Mankind is flawed, you cannot patch this flaw. You can only mitigate the flaws.
This Is The Wrong Way, Period. (Score:2, Interesting)
Yep with capitals on every word.
So you see every security researcher and their friend claim how good it is to have long, strong unremembered passwords for each of your 1000 services.
They also want to have a million software work-arounds to manage flaws in the current software and operating system design. Such as ASLR, canaries, what not - then make your believe your system is, I quote again, RESILIENT. Nothing less! Your OS fights back for you and has multiple layers of security! (which usually are all bypassed in one go.. sometimes 2 go.)
That's a lot of nice words. Slashdot readers should know by now that while all these features are integrated in all modern OS (yay Lion now has real ASLR...) it doesn't stop attacks at all, and barely makes the exploits code longer to figure out.
These people have had their mind programmed to think a certain way and they do think, since "security is a process" that it's the correct way to secure software in the future. Well, it looks pretty bad and full of holes doesn't it? Pretty crappy security if you ask me, even if that's way better than 10 years ago.
They've been programmed that way because many fear that their job and their precious antivirus software would be less relevant if the flaws were fixed. Oh I can't tell you how much hate posts such a statement generates. It's like saying 'Chrome sucks because there's Google behind it and they want your data' you know. The truth too many don't like to hear and will close their eyes as if nothing was going on
There is, and there are however true alternatives. It involves rewriting from scratch the current OSes to fix the design flaws.
Actual, real OS programmers know this very well. Even the people behind UNIX knew that and rewrote it, and called it Plan9 (which died for other reasons).
Even Microsoft knows that and wrote Singularity as well as Midori. Even Open source OS programmers know that and made their little spin offs.

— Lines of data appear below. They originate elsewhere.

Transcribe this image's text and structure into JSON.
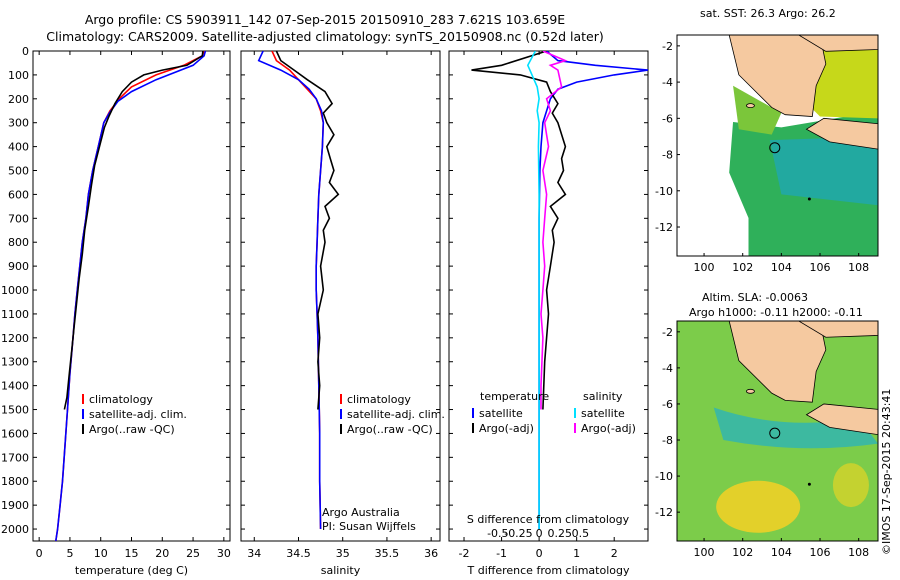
{
  "header": {
    "line1": "Argo profile: CS 5903911_142 07-Sep-2015 20150910_283 7.621S 103.659E",
    "line2": "Climatology: CARS2009. Satellite-adjusted climatology: synTS_20150908.nc (0.52d later)"
  },
  "credit": "©IMOS 17-Sep-2015 20:43:41",
  "colors": {
    "climatology": "#ff0000",
    "satellite": "#0000ff",
    "argo": "#000000",
    "salinity_satellite": "#00e0ff",
    "salinity_argo": "#ff00ff",
    "land": "#f5c9a0"
  },
  "chart_data": [
    {
      "type": "line",
      "id": "temperature",
      "xlabel": "temperature (deg C)",
      "ylabel": "",
      "xlim": [
        -1,
        31
      ],
      "ylim": [
        2050,
        0
      ],
      "xticks": [
        "0",
        "5",
        "10",
        "15",
        "20",
        "25",
        "30"
      ],
      "xtick_values": [
        0,
        5,
        10,
        15,
        20,
        25,
        30
      ],
      "yticks": [
        "0",
        "100",
        "200",
        "300",
        "400",
        "500",
        "600",
        "700",
        "800",
        "900",
        "1000",
        "1100",
        "1200",
        "1300",
        "1400",
        "1500",
        "1600",
        "1700",
        "1800",
        "1900",
        "2000"
      ],
      "ytick_values": [
        0,
        100,
        200,
        300,
        400,
        500,
        600,
        700,
        800,
        900,
        1000,
        1100,
        1200,
        1300,
        1400,
        1500,
        1600,
        1700,
        1800,
        1900,
        2000
      ],
      "legend": [
        "climatology",
        "satellite-adj. clim.",
        "Argo(..raw -QC)"
      ],
      "series": [
        {
          "name": "climatology",
          "color": "#ff0000",
          "x": [
            26.8,
            26.5,
            23.5,
            19,
            15,
            13,
            11.5,
            10.5,
            9.6,
            8.7,
            8.0,
            7.6,
            7.0,
            6.6,
            6.2,
            5.8,
            5.5,
            5.0,
            4.6,
            4.2,
            3.8,
            3.4,
            3.0,
            2.7,
            2.6
          ],
          "y": [
            0,
            20,
            60,
            100,
            150,
            200,
            250,
            300,
            400,
            500,
            600,
            700,
            800,
            900,
            1000,
            1100,
            1200,
            1350,
            1500,
            1650,
            1800,
            1900,
            2000,
            2050,
            2050
          ]
        },
        {
          "name": "satellite-adj. clim.",
          "color": "#0000ff",
          "x": [
            27.0,
            26.8,
            25,
            19,
            15,
            12.8,
            11.4,
            10.5,
            9.6,
            8.7,
            8.0,
            7.6,
            7.0,
            6.6,
            6.2,
            5.8,
            5.5,
            5.0,
            4.6,
            4.2,
            3.8,
            3.4,
            3.0,
            2.7
          ],
          "y": [
            0,
            20,
            60,
            120,
            170,
            210,
            260,
            300,
            400,
            500,
            600,
            700,
            800,
            900,
            1000,
            1100,
            1200,
            1350,
            1500,
            1650,
            1800,
            1900,
            2000,
            2050
          ]
        },
        {
          "name": "Argo(..raw -QC)",
          "color": "#000000",
          "x": [
            26.6,
            26.5,
            24,
            20,
            17,
            15,
            13.5,
            12.3,
            11.4,
            10.6,
            9.8,
            9.0,
            8.5,
            8.0,
            7.4,
            7.0,
            6.5,
            6.1,
            5.7,
            5.3,
            4.9,
            4.5,
            4.1
          ],
          "y": [
            0,
            20,
            60,
            80,
            100,
            130,
            170,
            220,
            270,
            320,
            400,
            480,
            560,
            650,
            750,
            850,
            950,
            1050,
            1150,
            1250,
            1350,
            1450,
            1500
          ]
        }
      ]
    },
    {
      "type": "line",
      "id": "salinity",
      "xlabel": "salinity",
      "ylabel": "",
      "xlim": [
        33.85,
        36.1
      ],
      "ylim": [
        2050,
        0
      ],
      "xticks": [
        "34",
        "34.5",
        "35",
        "35.5",
        "36"
      ],
      "xtick_values": [
        34,
        34.5,
        35,
        35.5,
        36
      ],
      "legend": [
        "climatology",
        "satellite-adj. clim.",
        "Argo(..raw -QC)"
      ],
      "annotations": [
        "Argo Australia",
        "PI: Susan Wijffels"
      ],
      "series": [
        {
          "name": "climatology",
          "color": "#ff0000",
          "x": [
            34.2,
            34.25,
            34.4,
            34.5,
            34.6,
            34.7,
            34.75,
            34.78,
            34.77,
            34.75,
            34.73,
            34.72,
            34.71,
            34.7,
            34.7,
            34.71,
            34.72,
            34.73,
            34.74,
            34.74,
            34.75
          ],
          "y": [
            0,
            40,
            80,
            120,
            160,
            200,
            250,
            300,
            400,
            500,
            600,
            700,
            800,
            900,
            1000,
            1100,
            1200,
            1400,
            1600,
            1800,
            2000
          ]
        },
        {
          "name": "satellite-adj. clim.",
          "color": "#0000ff",
          "x": [
            34.1,
            34.05,
            34.3,
            34.5,
            34.62,
            34.7,
            34.76,
            34.78,
            34.77,
            34.75,
            34.73,
            34.72,
            34.71,
            34.7,
            34.7,
            34.71,
            34.72,
            34.73,
            34.74,
            34.74,
            34.75
          ],
          "y": [
            0,
            40,
            80,
            120,
            160,
            200,
            250,
            300,
            400,
            500,
            600,
            700,
            800,
            900,
            1000,
            1100,
            1200,
            1400,
            1600,
            1800,
            2000
          ]
        },
        {
          "name": "Argo(..raw -QC)",
          "color": "#000000",
          "x": [
            34.25,
            34.3,
            34.45,
            34.6,
            34.8,
            34.88,
            34.78,
            34.82,
            34.9,
            34.82,
            34.86,
            34.9,
            34.85,
            34.95,
            34.8,
            34.85,
            34.78,
            34.8,
            34.75,
            34.78,
            34.72,
            34.74,
            34.72,
            34.74,
            34.72
          ],
          "y": [
            0,
            40,
            80,
            120,
            170,
            220,
            260,
            300,
            350,
            400,
            450,
            500,
            550,
            600,
            650,
            700,
            750,
            800,
            900,
            1000,
            1100,
            1200,
            1300,
            1400,
            1500
          ]
        }
      ]
    },
    {
      "type": "line",
      "id": "difference",
      "xlabel": "T difference from climatology",
      "xlabel_top": "S difference from climatology",
      "ylabel": "",
      "xlim": [
        -2.4,
        2.9
      ],
      "ylim": [
        2050,
        0
      ],
      "xticks": [
        "-2",
        "-1",
        "0",
        "1",
        "2"
      ],
      "xtick_values": [
        -2,
        -1,
        0,
        1,
        2
      ],
      "xticks_top": [
        "-0.5",
        "-0.25",
        "0",
        "0.25",
        "0.5"
      ],
      "xtick_values_top": [
        -0.5,
        -0.25,
        0,
        0.25,
        0.5
      ],
      "legend_left_title": "temperature",
      "legend_right_title": "salinity",
      "legend": [
        "satellite",
        "Argo(-adj)",
        "satellite",
        "Argo(-adj)"
      ],
      "series": [
        {
          "name": "temperature satellite",
          "color": "#0000ff",
          "x": [
            0.2,
            0.5,
            1.5,
            2.9,
            2.0,
            1.0,
            0.5,
            0.3,
            0.1,
            0.05,
            0.02,
            0.0,
            0.0,
            0.0,
            0.0,
            0.0,
            0.0,
            0.0
          ],
          "y": [
            0,
            40,
            60,
            80,
            100,
            130,
            160,
            200,
            300,
            400,
            500,
            700,
            900,
            1100,
            1300,
            1500,
            1800,
            2000
          ]
        },
        {
          "name": "temperature Argo(-adj)",
          "color": "#000000",
          "x": [
            0.2,
            -1.0,
            -1.8,
            -0.5,
            0.2,
            0.3,
            0.5,
            0.35,
            0.5,
            0.7,
            0.6,
            0.65,
            0.5,
            0.7,
            0.3,
            0.5,
            0.35,
            0.4,
            0.3,
            0.2,
            0.25,
            0.15,
            0.1
          ],
          "y": [
            0,
            60,
            80,
            100,
            130,
            170,
            220,
            260,
            300,
            400,
            450,
            500,
            550,
            600,
            650,
            700,
            750,
            800,
            900,
            1000,
            1100,
            1300,
            1500
          ]
        },
        {
          "name": "salinity satellite",
          "color": "#00e0ff",
          "x": [
            -0.1,
            -0.3,
            -0.05,
            0.0,
            -0.05,
            0.0,
            -0.02,
            0.0,
            0.0,
            0.0,
            0.0,
            0.0
          ],
          "y": [
            0,
            60,
            150,
            200,
            250,
            300,
            400,
            600,
            900,
            1200,
            1600,
            2000
          ]
        },
        {
          "name": "salinity Argo(-adj)",
          "color": "#ff00ff",
          "x": [
            0.1,
            0.7,
            0.3,
            0.5,
            0.6,
            0.2,
            0.3,
            0.15,
            0.2,
            0.25,
            0.1,
            0.2,
            0.15,
            0.1,
            0.15,
            0.1,
            0.05,
            0.1,
            0.05,
            0.05
          ],
          "y": [
            0,
            40,
            60,
            80,
            150,
            200,
            250,
            300,
            350,
            400,
            500,
            600,
            700,
            800,
            900,
            1000,
            1100,
            1200,
            1400,
            1500
          ]
        }
      ]
    }
  ],
  "maps": [
    {
      "id": "sst",
      "title": "sat. SST: 26.3 Argo: 26.2",
      "xticks": [
        "100",
        "102",
        "104",
        "106",
        "108"
      ],
      "xtick_values": [
        100,
        102,
        104,
        106,
        108
      ],
      "yticks": [
        "-2",
        "-4",
        "-6",
        "-8",
        "-10",
        "-12"
      ],
      "ytick_values": [
        -2,
        -4,
        -6,
        -8,
        -10,
        -12
      ],
      "xlim": [
        98.6,
        109
      ],
      "ylim": [
        -13.6,
        -1.4
      ],
      "argo_lon": 103.659,
      "argo_lat": -7.621
    },
    {
      "id": "sla",
      "title_line1": "Altim. SLA: -0.0063",
      "title_line2": "Argo h1000: -0.11 h2000: -0.11",
      "xticks": [
        "100",
        "102",
        "104",
        "106",
        "108"
      ],
      "xtick_values": [
        100,
        102,
        104,
        106,
        108
      ],
      "yticks": [
        "-2",
        "-4",
        "-6",
        "-8",
        "-10",
        "-12"
      ],
      "ytick_values": [
        -2,
        -4,
        -6,
        -8,
        -10,
        -12
      ],
      "xlim": [
        98.6,
        109
      ],
      "ylim": [
        -13.6,
        -1.4
      ],
      "argo_lon": 103.659,
      "argo_lat": -7.621
    }
  ]
}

Those OS are by design very secure (even if the 'nothing is 100% secure' still stand true). Every app is sandboxed in it's own memory space. Every driver too and kernel components too. The memory has automatic reference counting and garbage collection, and there is also no way to provoke overflows and any attack of that class. The core assembly is typed to avoid type errors leading to exploits in the core kernel. Its also kept very, very small as are all the critical sections.
All the message passing between the apps, the apps to the kernel, the driver to the kernel and so on go through a special, ultra fast messaging system and it is the sole and unique vector for communication and thus attacks. Every message is verified and must match a predetermined contract to pass through. The contract describe the kind of data with precision. No more injection of bad data. Not only that but the kernel overhead is actually lower than Windows, OSX or Linux and the apps actually run faster.
And there's a whole lot more. With today's computer speed we will be able to afford running those new OSes while running legacy apps in emulation mode.
Besides many applications being written into portable languages such as JS this will be less of an issue.